Most importantly, the DC court made a preliminary finding that these intra-EU awards are likely to be enforced. Anti-suit injunctions are preliminary measures and – as such – the relevant court must first preliminarily assess the prospect of success of the main dispute and be therefore satisfied that the applicant is likely to succeed on the merits (in this case, the enforcement of the two intra-EU awards). In both cases, the DC court opined that the investors’ success in confirming and enforcing the awards was “highly likely”. Commentators considered this a major turning point.
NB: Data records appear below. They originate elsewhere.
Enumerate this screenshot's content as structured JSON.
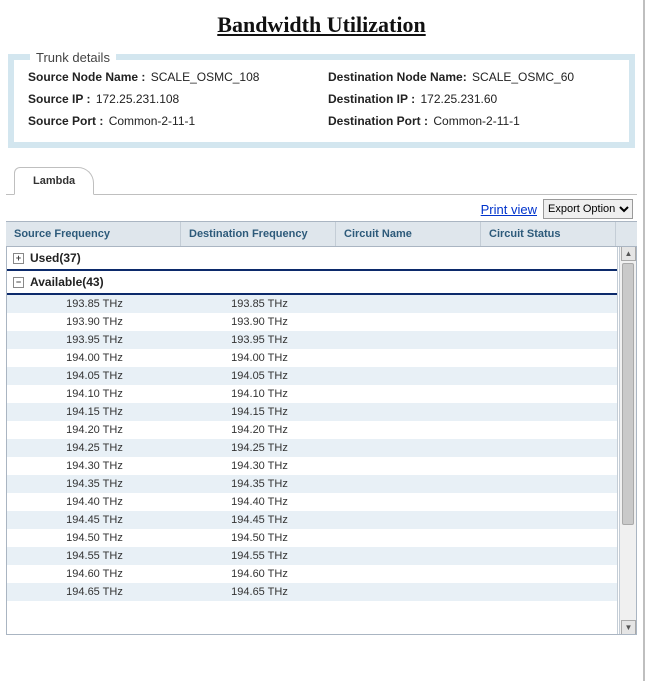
{
  "title": "Bandwidth Utilization",
  "trunk_legend": "Trunk details",
  "trunk": {
    "src_node_label": "Source Node Name :",
    "src_node_value": "SCALE_OSMC_108",
    "dst_node_label": "Destination Node Name:",
    "dst_node_value": "SCALE_OSMC_60",
    "src_ip_label": "Source IP :",
    "src_ip_value": "172.25.231.108",
    "dst_ip_label": "Destination IP :",
    "dst_ip_value": "172.25.231.60",
    "src_port_label": "Source Port :",
    "src_port_value": "Common-2-11-1",
    "dst_port_label": "Destination Port :",
    "dst_port_value": "Common-2-11-1"
  },
  "tab": {
    "lambda": "Lambda"
  },
  "toolbar": {
    "print_view": "Print view",
    "export_option": "Export Option"
  },
  "columns": {
    "source_freq": "Source Frequency",
    "dest_freq": "Destination Frequency",
    "circuit_name": "Circuit Name",
    "circuit_status": "Circuit Status"
  },
  "groups": {
    "used": {
      "label": "Used(37)",
      "expander": "+"
    },
    "available": {
      "label": "Available(43)",
      "expander": "−"
    }
  },
  "available_rows": [
    {
      "src": "193.85 THz",
      "dst": "193.85 THz",
      "name": "",
      "status": ""
    },
    {
      "src": "193.90 THz",
      "dst": "193.90 THz",
      "name": "",
      "status": ""
    },
    {
      "src": "193.95 THz",
      "dst": "193.95 THz",
      "name": "",
      "status": ""
    },
    {
      "src": "194.00 THz",
      "dst": "194.00 THz",
      "name": "",
      "status": ""
    },
    {
      "src": "194.05 THz",
      "dst": "194.05 THz",
      "name": "",
      "status": ""
    },
    {
      "src": "194.10 THz",
      "dst": "194.10 THz",
      "name": "",
      "status": ""
    },
    {
      "src": "194.15 THz",
      "dst": "194.15 THz",
      "name": "",
      "status": ""
    },
    {
      "src": "194.20 THz",
      "dst": "194.20 THz",
      "name": "",
      "status": ""
    },
    {
      "src": "194.25 THz",
      "dst": "194.25 THz",
      "name": "",
      "status": ""
    },
    {
      "src": "194.30 THz",
      "dst": "194.30 THz",
      "name": "",
      "status": ""
    },
    {
      "src": "194.35 THz",
      "dst": "194.35 THz",
      "name": "",
      "status": ""
    },
    {
      "src": "194.40 THz",
      "dst": "194.40 THz",
      "name": "",
      "status": ""
    },
    {
      "src": "194.45 THz",
      "dst": "194.45 THz",
      "name": "",
      "status": ""
    },
    {
      "src": "194.50 THz",
      "dst": "194.50 THz",
      "name": "",
      "status": ""
    },
    {
      "src": "194.55 THz",
      "dst": "194.55 THz",
      "name": "",
      "status": ""
    },
    {
      "src": "194.60 THz",
      "dst": "194.60 THz",
      "name": "",
      "status": ""
    },
    {
      "src": "194.65 THz",
      "dst": "194.65 THz",
      "name": "",
      "status": ""
    }
  ]
}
The court also rejected all Spain’s defences, namely that (i) the arbitration agreement is not valid because it violates EU law; (ii) the arbitral awards violate EU State aid law; and (iii) international comity or the “acts of State” doctrines preclude the enforcement of the award.
Finally, the DC court concluded that public interest supports granting the anti-anti-suit injunctions 9Ren and NextEra applied for. The court reasoned that public interest entails protecting US courts’ lawful jurisdiction and encouraging the enforcement of international arbitration law as an efficient means of settling disputes.
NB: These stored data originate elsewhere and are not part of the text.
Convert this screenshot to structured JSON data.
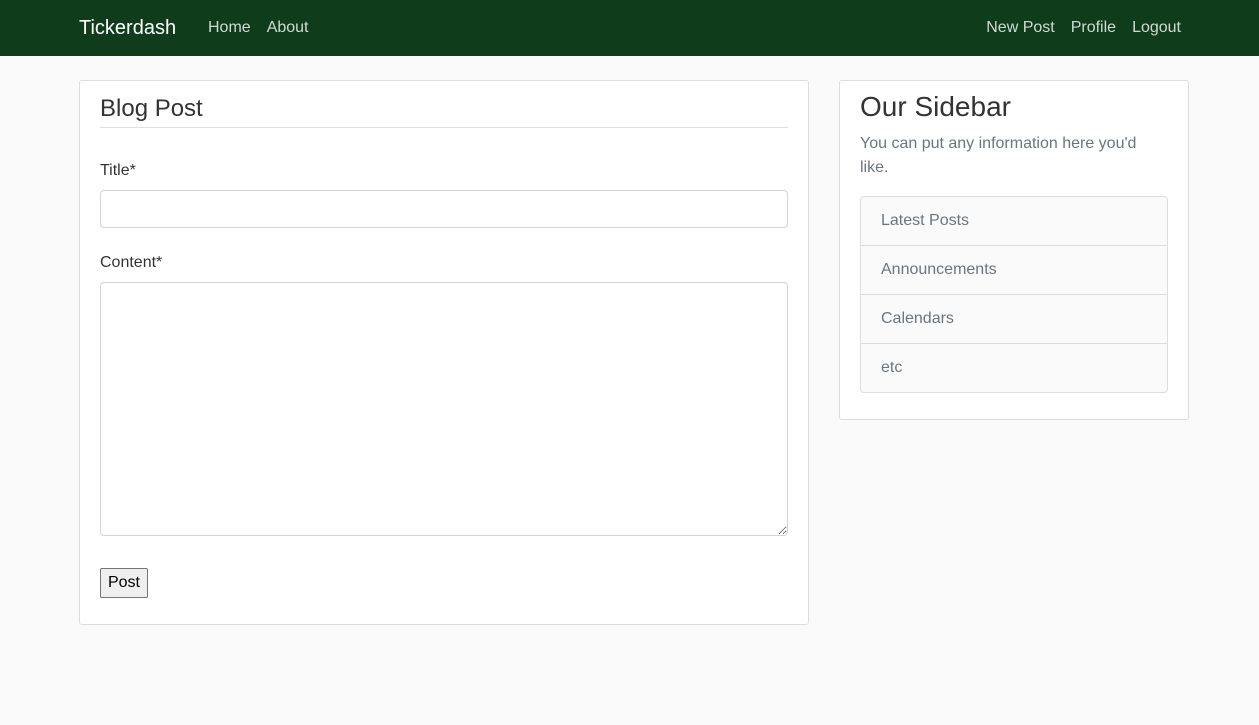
{
  "navbar": {
    "brand": "Tickerdash",
    "left_links": [
      "Home",
      "About"
    ],
    "right_links": [
      "New Post",
      "Profile",
      "Logout"
    ],
    "background": "#0f3d1c"
  },
  "form": {
    "heading": "Blog Post",
    "title_label": "Title*",
    "title_value": "",
    "content_label": "Content*",
    "content_value": "",
    "submit_label": "Post"
  },
  "sidebar": {
    "title": "Our Sidebar",
    "description": "You can put any information here you'd like.",
    "items": [
      "Latest Posts",
      "Announcements",
      "Calendars",
      "etc"
    ]
  }
}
Enforcement of assets of Spain’s debtor looks promising in the UK
Developments in the UK also look promising. There, the investment fund Antin Infrastructure Services (Antin) is seeking enforcement of a €100 million ECT award against Spain by attaching Spain’s €1 billion credit vis-à-vis the London Steam-Ship Owners’ Mutual Insurance Association through a third-party debt court proceeding.
The huge compensation owed to Spain by the insurer is due to the massive oil spill on Galicia’s coast occurred in 2002 with the sinking of the oil tanker “Prestige”. In July 2022, Antin succeeded in obtaining an interim order from the English High Court ordering the insurer to refrain from making any payments to Spain up to the amount owed to Antin. A final hearing is scheduled to take place in late March 2023. If successful, Antin will effectively be able to satisfy its intra-EU award against Spain through a portion of the compensation owed to Spain for the Prestige incident.
Alternative paths to monetise intra-EU awards
Moreover, Antin has resorted to out-of-court efforts to exert pressure on Spain to pay its award. It has reportedly approached the International Monetary Fund and other private rating agencies such as Fitch and Moody’s to request the downgrade of Spain’s credit rating in light of Spain’s non-compliance with international arbitration awards. Lower credit ratings would result in paying higher interest on sovereign debt. This may indeed wield significant pressure on EU members States to voluntarily comply with intra-EU awards or reach amicable settlements with investors (Germany’s settlement with Vattenfall over the phase-out of nuclear energy or Croatia’s settlement with a number of European banks on the forced conversion of Swiss franc-denominated loans prove that an amicable solution is a viable option worth pursuing for both sides).